Lisa sortit de son imperméable un étui noir et le lui tendit.

— C’est vrai, dit-elle, je ne pensais pas à te les donner.

Frank reconnut l’objet et fut attendri.

— Ah ! tu y as pensé !

Il sortit des lunettes de l’étui. Des lunettes de grand-mère, à monture de fer. Il en chaussa son nez et se mit à regarder autour de lui pour « les essayer ». Ces archaïques bésicles lui donnait un petit air doctoral. Il faisait — songea Lisa — philosophe russe. Il avait soudain le visage déterminé et inquiétant de ces intellectuels qui lançaient généreusement des bombes et des idées avant la guerre de 14.

— C’est gentil d’y avoir pensé, Lisa, remercia le garçon. Ça fait du bien, tu sais…

Il l’embrassa et retourna s’asseoir auprès de Gessler. Il étudia le passeport, mais en le tenant cette fois éloigné de lui.

— Ma vue va mieux, remarqua Frank.

Il lut la fiche signalétique du document.

— Beaucoup mieux.

Et, s’adressant à Gessler.

— En général, dit-il, le temps ne fait qu’accroître nos maux. Il n’arrange que la myopie.

Il ferma le passeport d’un geste sec et le fourra dans sa poche.

— Monsieur Gessler, attaqua-t-il avec brusquerie, pourquoi nous avez-vous raconté cette histoire de barrage, tout à l’heure ? Paulo vient d’aller voir : tout est calme, dehors.

Son âpreté fit sursauter Lisa. Freddy s’approcha, le visage déformé par une lippe mauvaise. Il tenait un appareil téléphonique à chaque main.

— Tout est très calme, renchérit Paulo, lequel se tenait adossé à un pilier de fer, tout près de l’avocat.

Il y eut une période interminable de silence. Warner lisait le journal dont les bandes dessinées intéressaient Paulo avant la venue de Frank. Baum somnolait dans le fauteuil pivotant. Les deux Allemands n’avaient aucunement conscience de la brusque tension qui venait de se produire.

— C’est pas gentil de nous faire peur, grinça Freddy en se penchant sur l’avocat.

Gessler, débordé, se dressa, par réaction. Son expression maussade avait disparu. D’un geste lent, il écarta Freddy qui lui barrait le chemin. Lisa, Frank et Paulo ne le perdaient pas de vue. Lisa sentait battre son cœur à grands coups désordonnés.

— Je sais bien que ça peut vous paraître surprenant, soupira l’avocat ; mais je n’ai pas eu le courage de partir.

— C’est plutôt pour rester qu’il faut du courage, affirma l’évadé. Un sacré courage, même !
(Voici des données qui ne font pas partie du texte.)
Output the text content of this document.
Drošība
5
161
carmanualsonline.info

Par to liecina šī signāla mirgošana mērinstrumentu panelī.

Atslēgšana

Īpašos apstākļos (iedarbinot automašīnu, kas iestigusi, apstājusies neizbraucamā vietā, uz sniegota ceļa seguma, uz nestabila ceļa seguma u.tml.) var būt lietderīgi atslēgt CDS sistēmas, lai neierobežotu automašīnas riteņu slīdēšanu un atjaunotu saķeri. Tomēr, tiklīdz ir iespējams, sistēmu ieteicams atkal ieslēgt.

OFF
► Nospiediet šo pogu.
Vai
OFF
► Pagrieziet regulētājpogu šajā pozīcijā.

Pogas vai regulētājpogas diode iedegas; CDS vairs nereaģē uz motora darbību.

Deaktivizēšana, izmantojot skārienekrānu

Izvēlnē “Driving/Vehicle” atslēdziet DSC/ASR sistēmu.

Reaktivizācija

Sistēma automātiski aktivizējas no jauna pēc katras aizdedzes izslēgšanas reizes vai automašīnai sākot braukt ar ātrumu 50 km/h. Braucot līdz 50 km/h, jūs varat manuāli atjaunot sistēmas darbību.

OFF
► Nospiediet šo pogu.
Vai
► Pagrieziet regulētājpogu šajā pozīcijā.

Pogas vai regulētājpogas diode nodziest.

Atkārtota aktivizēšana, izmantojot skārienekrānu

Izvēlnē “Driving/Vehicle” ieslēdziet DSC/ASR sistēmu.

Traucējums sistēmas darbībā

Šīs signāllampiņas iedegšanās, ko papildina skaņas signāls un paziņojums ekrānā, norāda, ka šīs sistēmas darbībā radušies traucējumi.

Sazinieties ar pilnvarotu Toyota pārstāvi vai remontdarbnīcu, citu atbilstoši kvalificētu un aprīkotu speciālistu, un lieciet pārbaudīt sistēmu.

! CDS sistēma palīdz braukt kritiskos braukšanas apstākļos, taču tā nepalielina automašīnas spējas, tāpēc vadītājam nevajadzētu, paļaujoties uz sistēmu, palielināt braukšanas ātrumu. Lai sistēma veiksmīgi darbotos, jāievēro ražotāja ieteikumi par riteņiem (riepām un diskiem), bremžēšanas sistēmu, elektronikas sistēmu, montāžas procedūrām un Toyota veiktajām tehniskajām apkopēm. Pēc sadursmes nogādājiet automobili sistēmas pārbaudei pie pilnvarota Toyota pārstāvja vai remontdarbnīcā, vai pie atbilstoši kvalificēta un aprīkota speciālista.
Warner tourna les pages de son journal et se mit à fredonner une chanson. Baum dormait ferme en ronflant par moments.

— Paulo, Freddy ! appela Frank.

Les intéressés se rapprochèrent.

— Voulez-vous descendre un instant dans l’entrepôt avec monsieur Gessler !
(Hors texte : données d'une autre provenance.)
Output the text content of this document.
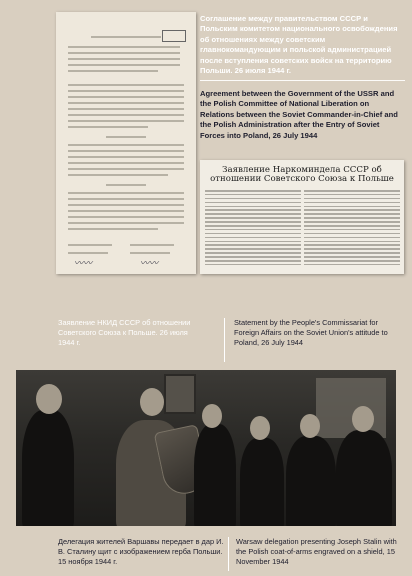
〰〰	〰〰
Соглашение между правительством СССР и Польским комитетом национального освобождения об отношениях между советским главнокомандующим и польской администрацией после вступления советских войск на территорию Польши. 26 июля 1944 г.
Agreement between the Government of the USSR and the Polish Committee of National Liberation on Relations between the Soviet Commander-in-Chief and the Polish Administration after the Entry of Soviet Forces into Poland, 26 July 1944
Заявление Наркоминдела СССР об отношении Советского Союза к Польше
Заявление НКИД СССР об отношении Советского Союза к Польше. 26 июля 1944 г.
Statement by the People's Commissariat for Foreign Affairs on the Soviet Union's attitude to Poland, 26 July 1944
Делегация жителей Варшавы передает в дар И. В. Сталину щит с изображением герба Польши. 15 ноября 1944 г.
Warsaw delegation presenting Joseph Stalin with the Polish coat-of-arms engraved on a shield, 15 November 1944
Frank avait parlé lentement, sans hargne, d’un ton absolument neutre, mais ils ne s’y trompèrent pas. Son regard fixe trahissait la confusion de ses pensées.

Freddy lâcha simultanément les deux appareils téléphoniques. Ceux-ci tombèrent comme des poires mûres et restèrent plantés de chaque côté de sa personne.
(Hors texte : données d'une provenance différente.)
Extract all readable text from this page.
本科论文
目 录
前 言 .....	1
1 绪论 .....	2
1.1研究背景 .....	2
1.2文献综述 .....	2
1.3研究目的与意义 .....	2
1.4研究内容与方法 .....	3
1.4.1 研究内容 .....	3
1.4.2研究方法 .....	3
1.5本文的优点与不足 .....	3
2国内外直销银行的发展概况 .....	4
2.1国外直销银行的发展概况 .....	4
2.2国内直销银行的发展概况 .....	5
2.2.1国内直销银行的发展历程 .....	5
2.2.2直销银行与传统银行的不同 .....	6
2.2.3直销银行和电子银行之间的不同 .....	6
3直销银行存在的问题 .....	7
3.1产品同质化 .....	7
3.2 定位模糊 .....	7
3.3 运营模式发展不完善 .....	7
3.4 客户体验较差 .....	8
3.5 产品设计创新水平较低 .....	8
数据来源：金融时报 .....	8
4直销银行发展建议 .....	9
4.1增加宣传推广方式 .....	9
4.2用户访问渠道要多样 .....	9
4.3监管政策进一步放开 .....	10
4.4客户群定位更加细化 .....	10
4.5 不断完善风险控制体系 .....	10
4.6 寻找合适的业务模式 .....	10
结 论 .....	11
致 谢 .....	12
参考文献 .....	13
— Frank, bredouilla Lisa, qu’est-ce que ça signifie ?

— Je vais te le dire, j’attends seulement que Me Gessler soit descendu.

— Je ne comprends pas, dit Gessler.

— Moi non plus, riposta Frank, mais nous allons essayer de comprendre. Quelle heure est-il, Paulo ?

— Sept heures pile ! annonça Paulo.

Comme il disait ces mots, un clocher se mit à égrener des coups espacés quelque part, de l’autre côté du fleuve. Paulo leva le doigt pour requérir l’attention de son ami.

— Tu te rends compte si on s’entend bien avec l’Allemagne maintenant ? plaisanta-t-il lugubrement. Même nos horloges sont d’accord !

Frank eut un geste brusque de la main pour leur intimer l’ordre d’emmener Gessler.

Freddy posa sans brutalité sa main sur l’épaule de l’avocat. Il le poussa vers la porte de l’entrepôt en chuchotant d’un air équivoque :

— Mais oui, descendons.

Avant de passer le seuil du bureau, Gessler se retourna. Un instant, Lisa crut qu’il allait s’insurger, mais l’avocat voûta ses épaules et disparut.

Warner abaissa son journal. Il était intrigué par cette triple sortie. Il interpella Paulo.

— Qu’est-ce qu’il veut ? questionna ce dernier.

— Il demande où vous allez, traduisit mornement Lisa.

Paulo renifla.

— On va pisser, mon pote ! fit-il avant de disparaître.

Sa voix enjouée rassura Warner qui se remit à lire. Frank regardait Lisa sans rien dire.

— Qu’est-ce qui te prend, Frank ? insista la jeune femme.

La peur revenait en elle, sournoise et glacée. Elle avait de petits frissons.

Frank montra la porte que les trois hommes venaient d’emprunter.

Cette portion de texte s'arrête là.